I thought about it as I read this week’s Torah portion. Moses’ name does not appear … at all … in this week’s reading. I had to ask, ok, we know that Moses is there (even if not mentioned), but what is different about this portion? Big deal? I read the text over and over, thinking that it was really boring to read an entire portion dedicated to the adornment of the priesthood. A colleague even suggested that this was a really tough portion from which to pull a relevant and meaningful commentary.
It hit me that I was thinking too hard. The fact is that Moses is gone and we spend the entire portion making a fuss over the priest. With Moses, we get conversation about our behavior, our strengths and weaknesses, and a game plan for Godliness. Without Moses, we feed the ego of a single class of the population, giving them the finest of clothing and jewelry, and a desk layered in pure gold. Even most commentators write about the grandeur of Aaron and his children in their role as priest. It is opulent and excessive.
Elsewhere in the Torah we are told that we are all priests, we are a mamlekhet kohanim … a kingdom of priests. Aaron’s family may be serving us at the altar, but they are not grander than the rest of us … Torah says so. Oddly, this week’s portion is the only one in which there is no reference to Moses (except in Deuteronomy which is Moses’ final discourse… he is speaking).

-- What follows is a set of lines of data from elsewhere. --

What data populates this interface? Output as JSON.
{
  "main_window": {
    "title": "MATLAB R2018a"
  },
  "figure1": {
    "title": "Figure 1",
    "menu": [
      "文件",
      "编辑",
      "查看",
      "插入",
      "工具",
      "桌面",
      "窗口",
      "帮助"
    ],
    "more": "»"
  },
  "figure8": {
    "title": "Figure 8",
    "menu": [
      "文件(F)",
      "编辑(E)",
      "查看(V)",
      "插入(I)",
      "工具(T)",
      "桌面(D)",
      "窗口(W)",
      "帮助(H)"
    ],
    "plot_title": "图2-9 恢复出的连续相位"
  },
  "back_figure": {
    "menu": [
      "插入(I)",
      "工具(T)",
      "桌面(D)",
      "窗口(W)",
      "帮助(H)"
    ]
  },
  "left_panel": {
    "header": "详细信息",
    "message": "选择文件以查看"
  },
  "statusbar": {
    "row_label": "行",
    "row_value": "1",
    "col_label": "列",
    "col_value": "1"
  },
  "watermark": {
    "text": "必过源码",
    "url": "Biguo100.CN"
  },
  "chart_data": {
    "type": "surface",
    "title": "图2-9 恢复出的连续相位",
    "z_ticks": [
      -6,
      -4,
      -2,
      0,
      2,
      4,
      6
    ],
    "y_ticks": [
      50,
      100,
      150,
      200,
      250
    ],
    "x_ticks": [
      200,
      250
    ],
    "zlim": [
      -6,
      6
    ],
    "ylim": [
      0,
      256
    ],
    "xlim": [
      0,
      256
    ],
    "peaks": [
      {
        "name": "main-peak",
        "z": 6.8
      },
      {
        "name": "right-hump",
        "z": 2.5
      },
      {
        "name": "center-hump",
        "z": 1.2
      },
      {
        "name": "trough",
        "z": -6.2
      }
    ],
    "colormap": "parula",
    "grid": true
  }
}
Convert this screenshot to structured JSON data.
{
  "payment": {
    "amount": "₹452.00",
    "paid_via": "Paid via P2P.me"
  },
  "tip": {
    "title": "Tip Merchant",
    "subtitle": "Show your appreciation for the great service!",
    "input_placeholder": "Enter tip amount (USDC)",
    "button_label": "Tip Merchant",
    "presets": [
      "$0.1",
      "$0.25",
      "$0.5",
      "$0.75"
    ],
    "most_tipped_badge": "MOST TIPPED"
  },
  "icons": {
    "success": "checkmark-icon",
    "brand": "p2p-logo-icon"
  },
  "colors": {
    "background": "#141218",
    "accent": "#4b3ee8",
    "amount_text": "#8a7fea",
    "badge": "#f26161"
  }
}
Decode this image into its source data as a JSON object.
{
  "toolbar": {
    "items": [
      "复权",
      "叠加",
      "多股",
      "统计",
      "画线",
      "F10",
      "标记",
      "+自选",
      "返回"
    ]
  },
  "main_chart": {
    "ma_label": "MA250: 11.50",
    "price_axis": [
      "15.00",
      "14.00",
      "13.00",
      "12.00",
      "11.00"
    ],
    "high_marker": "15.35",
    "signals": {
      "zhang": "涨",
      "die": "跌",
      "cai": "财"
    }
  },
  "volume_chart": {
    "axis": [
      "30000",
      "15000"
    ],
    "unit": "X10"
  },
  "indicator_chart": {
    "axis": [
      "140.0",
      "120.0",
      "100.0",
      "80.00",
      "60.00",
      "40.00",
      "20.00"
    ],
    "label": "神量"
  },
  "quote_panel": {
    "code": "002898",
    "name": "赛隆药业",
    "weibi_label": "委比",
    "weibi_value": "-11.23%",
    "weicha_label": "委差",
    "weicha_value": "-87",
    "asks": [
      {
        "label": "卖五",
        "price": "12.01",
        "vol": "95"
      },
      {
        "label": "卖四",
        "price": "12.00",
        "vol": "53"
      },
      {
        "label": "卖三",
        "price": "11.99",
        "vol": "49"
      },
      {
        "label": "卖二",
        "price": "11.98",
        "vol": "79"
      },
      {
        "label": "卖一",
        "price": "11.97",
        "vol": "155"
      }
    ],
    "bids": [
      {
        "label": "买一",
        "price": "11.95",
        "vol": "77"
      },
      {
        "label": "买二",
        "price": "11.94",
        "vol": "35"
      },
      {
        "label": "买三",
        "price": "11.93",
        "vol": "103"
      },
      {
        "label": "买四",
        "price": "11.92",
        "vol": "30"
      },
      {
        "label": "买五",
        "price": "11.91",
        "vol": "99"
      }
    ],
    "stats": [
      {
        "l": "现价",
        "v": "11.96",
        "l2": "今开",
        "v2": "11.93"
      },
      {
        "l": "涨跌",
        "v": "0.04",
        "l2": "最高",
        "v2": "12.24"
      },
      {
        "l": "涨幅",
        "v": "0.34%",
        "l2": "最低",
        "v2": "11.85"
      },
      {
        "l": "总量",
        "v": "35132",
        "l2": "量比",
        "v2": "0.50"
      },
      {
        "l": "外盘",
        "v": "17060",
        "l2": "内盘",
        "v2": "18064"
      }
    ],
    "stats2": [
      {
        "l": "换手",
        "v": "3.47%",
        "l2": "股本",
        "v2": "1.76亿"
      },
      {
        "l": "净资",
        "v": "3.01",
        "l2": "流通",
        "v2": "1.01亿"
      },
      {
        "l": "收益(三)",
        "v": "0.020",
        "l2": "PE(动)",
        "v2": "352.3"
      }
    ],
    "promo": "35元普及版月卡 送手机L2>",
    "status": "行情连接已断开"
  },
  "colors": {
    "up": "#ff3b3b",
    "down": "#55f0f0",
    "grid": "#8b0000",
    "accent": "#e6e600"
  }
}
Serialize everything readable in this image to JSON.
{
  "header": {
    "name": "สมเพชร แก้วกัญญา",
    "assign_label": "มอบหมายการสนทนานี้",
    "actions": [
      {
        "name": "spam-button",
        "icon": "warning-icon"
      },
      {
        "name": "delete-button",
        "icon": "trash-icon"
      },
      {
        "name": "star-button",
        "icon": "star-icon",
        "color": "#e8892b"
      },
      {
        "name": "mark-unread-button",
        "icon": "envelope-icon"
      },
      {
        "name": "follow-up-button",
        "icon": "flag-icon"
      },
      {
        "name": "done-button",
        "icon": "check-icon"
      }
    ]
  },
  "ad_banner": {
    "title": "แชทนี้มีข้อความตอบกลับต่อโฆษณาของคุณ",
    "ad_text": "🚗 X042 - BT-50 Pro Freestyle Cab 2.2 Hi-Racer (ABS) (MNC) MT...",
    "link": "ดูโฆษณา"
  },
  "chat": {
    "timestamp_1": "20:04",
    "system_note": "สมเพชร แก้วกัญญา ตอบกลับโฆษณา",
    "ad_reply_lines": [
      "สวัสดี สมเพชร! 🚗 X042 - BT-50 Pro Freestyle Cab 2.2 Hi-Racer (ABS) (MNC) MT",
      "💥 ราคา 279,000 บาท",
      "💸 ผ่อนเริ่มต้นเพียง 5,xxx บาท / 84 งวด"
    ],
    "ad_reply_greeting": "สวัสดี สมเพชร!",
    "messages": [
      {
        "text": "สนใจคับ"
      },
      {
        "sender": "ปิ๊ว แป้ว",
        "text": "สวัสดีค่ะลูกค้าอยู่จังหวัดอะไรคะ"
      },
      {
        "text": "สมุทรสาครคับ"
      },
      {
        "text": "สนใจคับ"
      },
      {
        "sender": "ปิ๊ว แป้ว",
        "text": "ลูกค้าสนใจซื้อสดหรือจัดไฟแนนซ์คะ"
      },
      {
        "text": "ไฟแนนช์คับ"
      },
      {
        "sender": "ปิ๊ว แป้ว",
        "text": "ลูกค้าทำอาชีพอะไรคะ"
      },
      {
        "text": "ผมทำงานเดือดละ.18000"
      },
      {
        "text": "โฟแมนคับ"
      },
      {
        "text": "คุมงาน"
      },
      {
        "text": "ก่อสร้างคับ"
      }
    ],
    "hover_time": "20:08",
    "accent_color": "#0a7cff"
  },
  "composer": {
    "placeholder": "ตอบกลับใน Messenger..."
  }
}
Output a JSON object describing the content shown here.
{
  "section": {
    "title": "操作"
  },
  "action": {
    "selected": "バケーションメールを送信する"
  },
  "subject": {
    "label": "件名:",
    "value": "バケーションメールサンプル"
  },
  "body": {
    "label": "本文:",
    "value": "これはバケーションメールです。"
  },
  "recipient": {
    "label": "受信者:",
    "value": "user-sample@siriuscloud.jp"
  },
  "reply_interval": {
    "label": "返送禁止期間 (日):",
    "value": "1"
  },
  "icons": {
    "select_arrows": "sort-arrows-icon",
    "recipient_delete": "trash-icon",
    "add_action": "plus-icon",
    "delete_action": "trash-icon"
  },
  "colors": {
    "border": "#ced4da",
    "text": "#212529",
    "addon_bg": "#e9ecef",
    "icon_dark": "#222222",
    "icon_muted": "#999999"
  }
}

Without Moses, we became focused on the grandeur of a few, forgetting that each of us share in equal dignity. Moses’ role was to transmit the rules of engagement with God. In his absence, we launch into a discussion aggrandizing the separation, ego and adornment of a privileged class.
Our tradition calls Moses, “Moshe Rabbaenu – Moses our teacher.” Specifically, our tradition rejected the notion that there was a privileged priesthood, and the position of Rabbi is not, in any way, intended to reflect the role of the priest. Every adult in a congregation can do everything that a Rabbi does (except weddings which are governed by state law). Most commentators somehow overlook this reality, every time they write about how unique Aaron and his children are amongst us. In some parts of the text, they are set apart, in so many others …and in the evolved Rabbinic tradition, we are all equal.
How many of us have moments when we lose focus on this core value of equality and spend a lot of energy separating people by assessing relative values to one or the other? In truth, this is our normal way of doing things. This is the root of racism, imperialism, corruption of power, and … every societal ill of which we read about through history. I am, in no way, suggesting that Communism, Socialism, or a universal “Kumbaya” is the appropriate answer. I am saying that as we walk through our lives, we need to spend more energy on affirming each other than cowering from perceived power, abdicating our rights to empowerment, or abusing our perceived power at the expense of another. Where we pay attention (i.e. when symbolically Moses is present), we do a much better job of caring for ourselves, our communities and our world. When we live without guidance and without intention, we effectively go into exile from each other, and get lost in our own dogma and own designs. Torah tells us in every situation we face the choice between the blessing and the curse … the life of value, or the death rooted in dissolution. Torah demands, “U’v’kharta bakhayeem … therefore, choose life.”